The closing arguments have been heard in a United States Department of Justice trial to decide on the fate of the planned USD3.8 billion acquisition of Spirit Airlines (NK, Fort Lauderdale International) by JetBlue Airways (B6, New York JFK), with US District Judge William Young hinting that the deal could go ahead if JetBlue agrees to forfeit more assets.

Leaving it open which way he would lean in the non-jury trial in Boston, the judge summarised that the Justice Department’s request to block the deal was hard to agree with in a “dynamic industry facing unique opportunities and challenges in the post-Covid environment.” Yet he said it was inevitable that fares would rise if the two low-cost carriers merged.

JetBlue has already offered to divest gates and slots at Boston, New York Newark, and Fort Lauderdale International to quell antitrust concerns, but Young suggested that further divestitures could be enough to push the deal over the line.

The Justice Department, six US states, and the District of Columbia sued to challenge the merger in March as being harmful to competition. The start of the trial was delayed but it began on October 31, and lawyers for both sides delivered their closing arguments on December 5.
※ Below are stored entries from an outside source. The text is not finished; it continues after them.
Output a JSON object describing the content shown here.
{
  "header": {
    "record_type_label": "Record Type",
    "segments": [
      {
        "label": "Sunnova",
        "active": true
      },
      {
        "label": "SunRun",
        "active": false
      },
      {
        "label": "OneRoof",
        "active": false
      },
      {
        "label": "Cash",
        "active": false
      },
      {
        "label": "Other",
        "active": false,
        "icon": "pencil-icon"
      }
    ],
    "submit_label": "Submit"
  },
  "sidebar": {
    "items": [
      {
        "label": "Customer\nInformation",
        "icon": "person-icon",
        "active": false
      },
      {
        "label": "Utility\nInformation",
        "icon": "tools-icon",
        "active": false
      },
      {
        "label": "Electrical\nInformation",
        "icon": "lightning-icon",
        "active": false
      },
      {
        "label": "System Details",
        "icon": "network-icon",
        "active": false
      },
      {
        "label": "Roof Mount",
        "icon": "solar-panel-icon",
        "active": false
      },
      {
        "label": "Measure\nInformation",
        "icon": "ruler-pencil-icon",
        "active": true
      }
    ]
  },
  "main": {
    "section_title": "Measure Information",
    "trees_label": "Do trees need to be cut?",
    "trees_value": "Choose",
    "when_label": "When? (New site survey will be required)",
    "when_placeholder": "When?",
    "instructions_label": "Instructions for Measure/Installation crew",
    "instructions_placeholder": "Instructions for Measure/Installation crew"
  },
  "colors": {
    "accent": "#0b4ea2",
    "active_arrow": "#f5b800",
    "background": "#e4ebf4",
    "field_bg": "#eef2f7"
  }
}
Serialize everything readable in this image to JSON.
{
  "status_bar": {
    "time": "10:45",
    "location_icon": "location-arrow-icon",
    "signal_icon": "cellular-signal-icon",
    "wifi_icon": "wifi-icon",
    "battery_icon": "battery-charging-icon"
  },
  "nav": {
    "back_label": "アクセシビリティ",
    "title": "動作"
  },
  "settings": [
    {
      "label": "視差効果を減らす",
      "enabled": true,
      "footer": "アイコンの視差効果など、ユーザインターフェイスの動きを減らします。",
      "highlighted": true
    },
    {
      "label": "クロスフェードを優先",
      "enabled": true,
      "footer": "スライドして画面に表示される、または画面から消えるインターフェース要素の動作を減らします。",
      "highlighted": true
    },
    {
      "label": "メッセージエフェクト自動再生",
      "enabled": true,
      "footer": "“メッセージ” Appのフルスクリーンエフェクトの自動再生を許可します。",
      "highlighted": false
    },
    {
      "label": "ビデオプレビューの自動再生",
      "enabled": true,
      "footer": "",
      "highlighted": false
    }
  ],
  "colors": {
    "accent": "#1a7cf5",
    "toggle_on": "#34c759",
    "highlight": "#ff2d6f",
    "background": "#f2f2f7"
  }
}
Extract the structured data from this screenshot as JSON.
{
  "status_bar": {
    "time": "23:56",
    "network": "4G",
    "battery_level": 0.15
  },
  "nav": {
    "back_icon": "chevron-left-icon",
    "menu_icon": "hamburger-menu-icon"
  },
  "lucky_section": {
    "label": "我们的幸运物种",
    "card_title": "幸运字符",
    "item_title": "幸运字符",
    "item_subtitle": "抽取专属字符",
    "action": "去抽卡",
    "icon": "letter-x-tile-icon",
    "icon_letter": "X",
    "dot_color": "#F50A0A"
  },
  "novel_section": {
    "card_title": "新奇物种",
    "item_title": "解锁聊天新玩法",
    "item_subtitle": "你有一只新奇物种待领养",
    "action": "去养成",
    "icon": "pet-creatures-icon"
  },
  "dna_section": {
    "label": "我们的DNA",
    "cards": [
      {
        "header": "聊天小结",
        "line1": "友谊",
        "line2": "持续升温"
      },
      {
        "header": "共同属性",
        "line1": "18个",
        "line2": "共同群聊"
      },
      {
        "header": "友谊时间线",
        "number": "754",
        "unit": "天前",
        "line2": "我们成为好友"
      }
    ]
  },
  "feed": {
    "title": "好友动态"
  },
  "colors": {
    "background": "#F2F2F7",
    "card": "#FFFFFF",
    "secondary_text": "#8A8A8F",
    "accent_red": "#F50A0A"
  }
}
Young had “seen cases where a court has decided the divestitures were close but not sufficient and then has proceeded to say this would pass muster if there were this divestiture or that divestiture,” he said, as quoted by Reuters. However, an attorney for the Justice Department responded that the merger is so anti-competitive that nothing short of a full injunction against it would suffice.

A lawyer for JetBlue, Ryan Shores, admitted that it was within Young's power to craft such an order but urged that any remedies the court imposes should be narrow.

He stressed that JetBlue needed Spirit in order to be a “viable challenger” to the four airlines that control 80% of the domestic air travel market, namely American Airlines, Delta Air Lines, Southwest Airlines and United Airlines. “That mandate is even more urgent today,” he added, as quoted by the Associated Press news agency.

Asked how long it would take for consumers to see the benefits JetBlue promises, such as more competition with bigger airlines, Shores replied that it could be two or three years, “after the market has arrived at its post-merger competitive equilibrium.”